March 15, 2015 (Vol. 35, No. 6)

Oncology Establishment Stakeholders Are Converging On New Treatment Paradigms

Oncology has risen to the forefront of genomic profiling, which is being used to identify actionable driver mutations and other markers. These markers can help clinicians design therapies and monitor patient responses, and they may be revealed by means of next-generation sequencing (NGS), a catch-all term describing massive parallel sequencing technologies generating gigabases of data.

NGS is already established as a research platform, and it is rapidly gaining acceptance as a clinical platform—at least as far as technical and scientific matters are concerned. Administratively and practically, however, NGS still faces barriers to adoption as a clinical tool. These include regulation, incorporation in clinical guidelines (NCCN, ASCO, etc.), reimbursement, and physician and patient education.

Accordingly, if NGS is to be fully embraced by the clinic, and if the potential for personalized oncology is to be realized, interested parties will have to cooperate and build a sense of shared commitment—at least, that was the sentiment expressed by several of the presenters at the Personalized Medicine World Conference, which was held recently in Mountain View, CA.

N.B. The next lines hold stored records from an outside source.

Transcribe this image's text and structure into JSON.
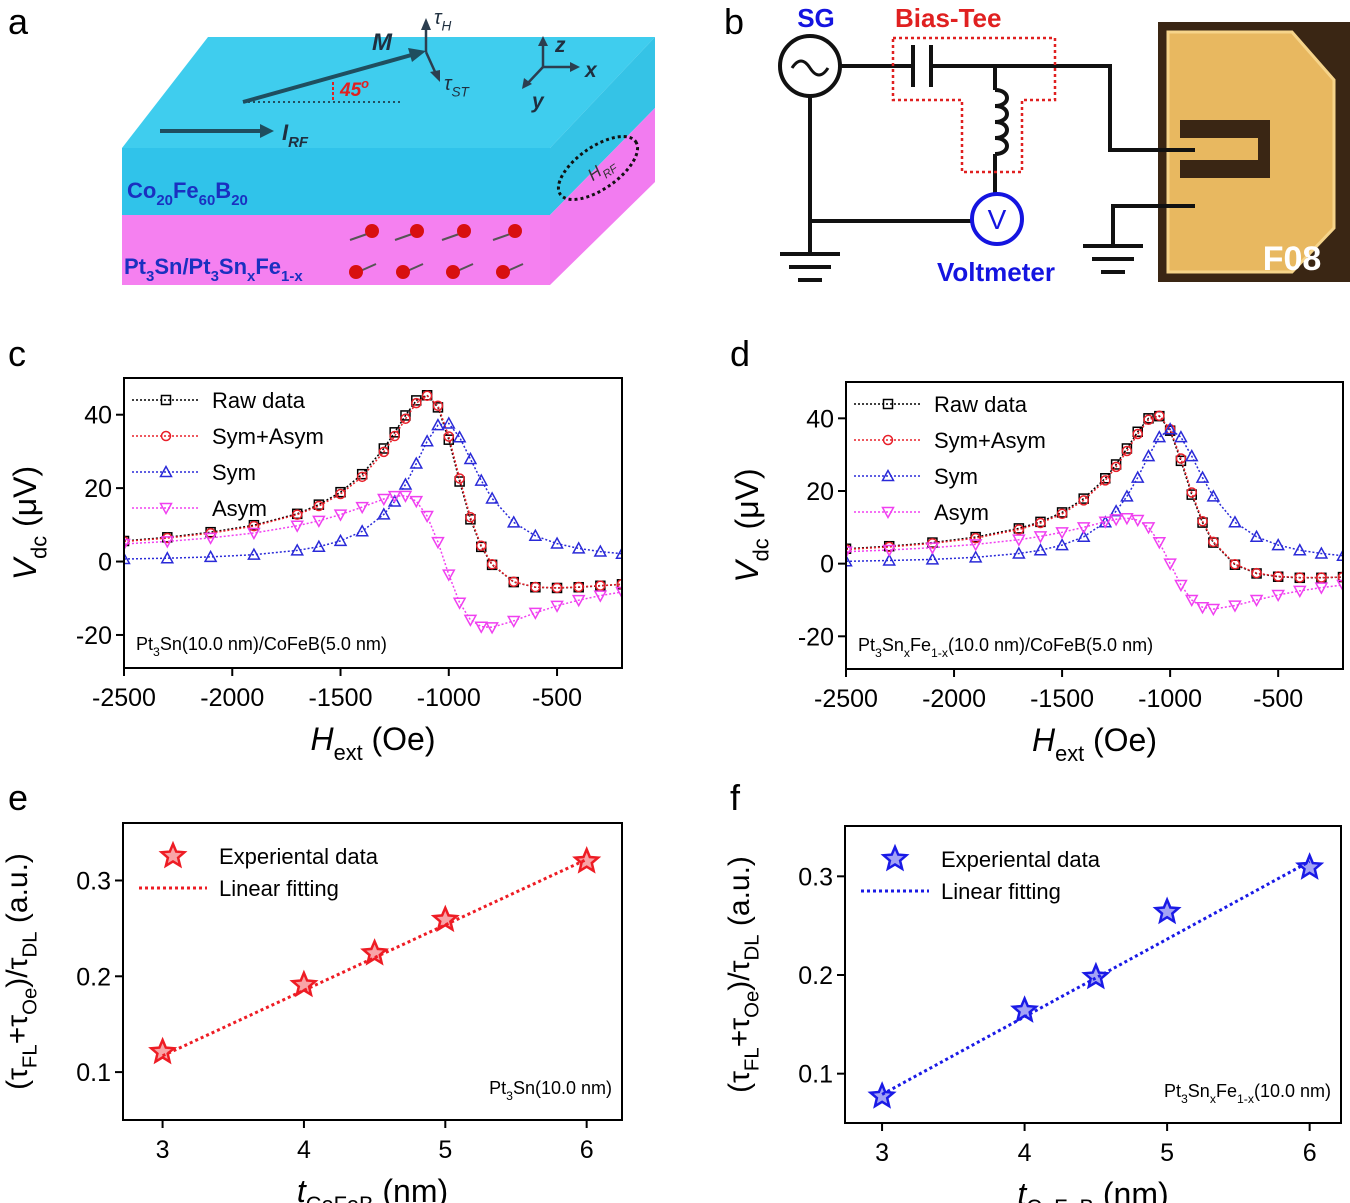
{
  "panel_labels": [
    "a",
    "b",
    "c",
    "d",
    "e",
    "f"
  ],
  "diagram_a": {
    "magnetization": "M",
    "tau_h": [
      "τ",
      {
        "sub": "H"
      }
    ],
    "tau_st": [
      "τ",
      {
        "sub": "ST"
      }
    ],
    "angle": [
      "45",
      {
        "sup": "o"
      }
    ],
    "axis_z": "z",
    "axis_x": "x",
    "axis_y": "y",
    "current": [
      "I",
      {
        "sub": "RF"
      }
    ],
    "field": [
      "H",
      {
        "sub": "RF"
      }
    ],
    "top_layer": [
      "Co",
      {
        "sub": "20"
      },
      "Fe",
      {
        "sub": "60"
      },
      "B",
      {
        "sub": "20"
      }
    ],
    "bottom_layer": [
      "Pt",
      {
        "sub": "3"
      },
      "Sn/Pt",
      {
        "sub": "3"
      },
      "Sn",
      {
        "sub": "x"
      },
      "Fe",
      {
        "sub": "1-x"
      }
    ]
  },
  "diagram_b": {
    "source": "SG",
    "bias_tee": "Bias-Tee",
    "meter_symbol": "V",
    "meter": "Voltmeter",
    "device": "F08"
  },
  "chart_data": [
    {
      "type": "line",
      "x": [
        -2500,
        -2300,
        -2100,
        -1900,
        -1700,
        -1600,
        -1500,
        -1400,
        -1300,
        -1250,
        -1200,
        -1150,
        -1100,
        -1050,
        -1000,
        -950,
        -900,
        -850,
        -800,
        -700,
        -600,
        -500,
        -400,
        -300,
        -200
      ],
      "xlim": [
        -2500,
        -200
      ],
      "xticks": [
        -2500,
        -2000,
        -1500,
        -1000,
        -500
      ],
      "ylim": [
        -29,
        50
      ],
      "yticks": [
        -20,
        0,
        20,
        40
      ],
      "xlabel": [
        "H",
        {
          "sub": "ext"
        },
        " (Oe)"
      ],
      "ylabel": [
        "V",
        {
          "sub": "dc"
        },
        " (μV)"
      ],
      "legend": "upper left",
      "annotation": [
        "Pt",
        {
          "sub": "3"
        },
        "Sn(10.0 nm)/CoFeB(5.0 nm)"
      ],
      "annotation_corner": "lower left",
      "series": [
        {
          "name": "Raw data",
          "color": "#000000",
          "marker": "square",
          "line": "dotted",
          "values": [
            5.6,
            6.6,
            8.0,
            9.9,
            13.0,
            15.5,
            18.9,
            23.8,
            30.8,
            35.2,
            39.8,
            43.9,
            45.3,
            42.0,
            33.2,
            21.8,
            11.5,
            4.0,
            -0.9,
            -5.6,
            -7.0,
            -7.2,
            -7.0,
            -6.6,
            -6.2
          ]
        },
        {
          "name": "Sym+Asym",
          "color": "#e8202a",
          "marker": "circle",
          "line": "dotted",
          "values": [
            5.46,
            6.4,
            7.71,
            9.65,
            12.78,
            15.13,
            18.4,
            23.08,
            29.87,
            34.19,
            38.89,
            43.16,
            45.17,
            42.44,
            34.06,
            22.63,
            12.06,
            4.3,
            -0.73,
            -5.51,
            -6.95,
            -7.16,
            -6.94,
            -6.56,
            -6.16
          ]
        },
        {
          "name": "Sym",
          "color": "#2a2ad8",
          "marker": "triangle-up",
          "line": "dotted",
          "values": [
            0.68,
            0.91,
            1.26,
            1.87,
            3.03,
            4.04,
            5.62,
            8.24,
            12.84,
            16.36,
            20.99,
            26.71,
            32.76,
            37.16,
            37.62,
            33.85,
            27.94,
            22.06,
            17.19,
            10.67,
            7.02,
            4.9,
            3.58,
            2.72,
            2.13
          ]
        },
        {
          "name": "Asym",
          "color": "#f040f0",
          "marker": "triangle-down",
          "line": "dotted",
          "values": [
            4.78,
            5.49,
            6.45,
            7.78,
            9.75,
            11.09,
            12.78,
            14.84,
            17.03,
            17.83,
            17.9,
            16.45,
            12.41,
            5.28,
            -3.56,
            -11.22,
            -15.88,
            -17.76,
            -17.92,
            -16.18,
            -13.97,
            -12.06,
            -10.52,
            -9.28,
            -8.29
          ]
        }
      ]
    },
    {
      "type": "line",
      "x": [
        -2500,
        -2300,
        -2100,
        -1900,
        -1700,
        -1600,
        -1500,
        -1400,
        -1300,
        -1250,
        -1200,
        -1150,
        -1100,
        -1050,
        -1000,
        -950,
        -900,
        -850,
        -800,
        -700,
        -600,
        -500,
        -400,
        -300,
        -200
      ],
      "xlim": [
        -2500,
        -200
      ],
      "xticks": [
        -2500,
        -2000,
        -1500,
        -1000,
        -500
      ],
      "ylim": [
        -29,
        50
      ],
      "yticks": [
        -20,
        0,
        20,
        40
      ],
      "xlabel": [
        "H",
        {
          "sub": "ext"
        },
        " (Oe)"
      ],
      "ylabel": [
        "V",
        {
          "sub": "dc"
        },
        " (μV)"
      ],
      "legend": "upper left",
      "annotation": [
        "Pt",
        {
          "sub": "3"
        },
        "Sn",
        {
          "sub": "x"
        },
        "Fe",
        {
          "sub": "1-x"
        },
        "(10.0 nm)/CoFeB(5.0 nm)"
      ],
      "annotation_corner": "lower left",
      "series": [
        {
          "name": "Raw data",
          "color": "#000000",
          "marker": "square",
          "line": "dotted",
          "values": [
            4.1,
            4.8,
            5.8,
            7.3,
            9.7,
            11.5,
            14.1,
            17.9,
            23.5,
            27.3,
            31.7,
            36.3,
            40.0,
            40.6,
            36.6,
            28.3,
            19.0,
            11.3,
            5.8,
            -0.3,
            -2.7,
            -3.6,
            -3.9,
            -3.9,
            -3.7
          ]
        },
        {
          "name": "Sym+Asym",
          "color": "#e8202a",
          "marker": "circle",
          "line": "dotted",
          "values": [
            3.93,
            4.62,
            5.58,
            7.03,
            9.39,
            11.2,
            13.72,
            17.4,
            22.92,
            26.64,
            31.0,
            35.68,
            39.6,
            40.7,
            37.0,
            28.94,
            19.6,
            11.68,
            6.0,
            -0.16,
            -2.6,
            -3.52,
            -3.8,
            -3.81,
            -3.7
          ]
        },
        {
          "name": "Sym",
          "color": "#2a2ad8",
          "marker": "triangle-up",
          "line": "dotted",
          "values": [
            0.65,
            0.86,
            1.18,
            1.74,
            2.79,
            3.7,
            5.1,
            7.4,
            11.38,
            14.44,
            18.5,
            23.68,
            29.6,
            34.82,
            37.0,
            34.82,
            29.6,
            23.68,
            18.5,
            11.38,
            7.4,
            5.1,
            3.7,
            2.79,
            2.18
          ]
        },
        {
          "name": "Asym",
          "color": "#f040f0",
          "marker": "triangle-down",
          "line": "dotted",
          "values": [
            3.28,
            3.76,
            4.4,
            5.29,
            6.6,
            7.5,
            8.62,
            10.0,
            11.54,
            12.2,
            12.5,
            12.0,
            10.0,
            5.88,
            0,
            -5.88,
            -10.0,
            -12.0,
            -12.5,
            -11.54,
            -10.0,
            -8.62,
            -7.5,
            -6.6,
            -5.88
          ]
        }
      ]
    },
    {
      "type": "scatter",
      "xlim": [
        2.72,
        6.25
      ],
      "xticks": [
        3,
        4,
        5,
        6
      ],
      "ylim": [
        0.05,
        0.36
      ],
      "yticks": [
        0.1,
        0.2,
        0.3
      ],
      "xlabel": [
        "t",
        {
          "sub": "CoFeB"
        },
        " (nm)"
      ],
      "ylabel": [
        "(τ",
        {
          "sub": "FL"
        },
        "+τ",
        {
          "sub": "Oe"
        },
        ")/τ",
        {
          "sub": "DL"
        },
        " (a.u.)"
      ],
      "legend": "upper left",
      "annotation": [
        "Pt",
        {
          "sub": "3"
        },
        "Sn(10.0 nm)"
      ],
      "annotation_corner": "lower right",
      "series": [
        {
          "name": "Experiental data",
          "color": "#ee1c24",
          "marker": "star",
          "x": [
            3,
            4,
            4.5,
            5,
            6
          ],
          "values": [
            0.121,
            0.191,
            0.224,
            0.259,
            0.32
          ]
        },
        {
          "name": "Linear fitting",
          "color": "#ee1c24",
          "line": "dotted",
          "x": [
            3,
            6
          ],
          "values": [
            0.117,
            0.322
          ]
        }
      ]
    },
    {
      "type": "scatter",
      "xlim": [
        2.74,
        6.22
      ],
      "xticks": [
        3,
        4,
        5,
        6
      ],
      "ylim": [
        0.05,
        0.351
      ],
      "yticks": [
        0.1,
        0.2,
        0.3
      ],
      "xlabel": [
        "t",
        {
          "sub": "CoFeB"
        },
        " (nm)"
      ],
      "ylabel": [
        "(τ",
        {
          "sub": "FL"
        },
        "+τ",
        {
          "sub": "Oe"
        },
        ")/τ",
        {
          "sub": "DL"
        },
        " (a.u.)"
      ],
      "legend": "upper left",
      "annotation": [
        "Pt",
        {
          "sub": "3"
        },
        "Sn",
        {
          "sub": "x"
        },
        "Fe",
        {
          "sub": "1-x"
        },
        "(10.0 nm)"
      ],
      "annotation_corner": "lower right",
      "series": [
        {
          "name": "Experiental data",
          "color": "#1a1ae6",
          "marker": "star",
          "x": [
            3,
            4,
            4.5,
            5,
            6
          ],
          "values": [
            0.077,
            0.164,
            0.198,
            0.264,
            0.309
          ]
        },
        {
          "name": "Linear fitting",
          "color": "#1a1ae6",
          "line": "dotted",
          "x": [
            3,
            6
          ],
          "values": [
            0.079,
            0.315
          ]
        }
      ]
    }
  ]
}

One of these presenters was John Leite, Ph.D., vice president of oncology market development and product management, Illumina. Dr. Leite emphasized the need to work with “all of the stakeholders involved in the oncology community to achieve consensus on what products can best serve this market, and to develop the evidence needed to support the clinical adoption of those products and physician/patient demand.” These stakeholders include regulators, advocacy groups, payers, and scientists.”

“To many stakeholders, adoption of NGS solutions requires clinical data that demonstrates the value of such solutions,” added Dr. Leite. “Clinical trials are the best mechanism to generate the technical and clinical data that measures change to patient outcome as a result of the implementation.”

Liquid Biopsies

“A growing tumor continuously sheds dead cells, spewing its genomic material, which goes into the blood and then the urine,”said Mark Erlander, Ph.D., CSO at Trovagene. “We use urine as a truly noninvasive liquid biopsy method for detection and monitoring of cancer patients with our Precision Cancer Monitoring (PCM) platform.

“The DNA becomes highly degraded. It’s about 145–150 bp medium length in plasma and 75–100 bp in urine. You have a degraded DNA sample, but it doesn’t really matter if the DNA is fragmented because as long as that sequence is there, you can interrogate it with NGS. Our mutant allele enrichment technology suppresses wild-type amplification, resulting in mutant sequence amplification allowing you to go from predominately wild-type to all mutant sequences.”

Driver mutations predict whether a patient will respond to a particular therapy. “We focus on stage 4 disease,” Dr. Erlander noted, “because this is where molecular-targeted drugs are first tested in patient populations, and this is also where things are most dire for the patient.” Mutation monitoring determines how a patient is actually responding. 

In a prospective blinded study, PCM detected BRAFV600E mutations from patients with histiocytic disorders, including measuring responses to BRAF inhibitors and emergence of therapy-resistant mutations. The potential of the liquid biopsy is underscored when one considers that detecting mutations in histiocytic tissue biopsies is difficult due to low tumor content and high stromal contamination.

Circulating tumor DNA (ctDNA) is attracting intense interest, Dr. Erlander observed, for two key reasons. First, ctDNA may be assessed via noninvasive tests. Second, cancer is heterogeneous. “There are multiple proliferating clones,” he insisted. “There is always a question—which biopsy do you pick? When a patient has a spreading cancer, blood and urine offer an entire picture.”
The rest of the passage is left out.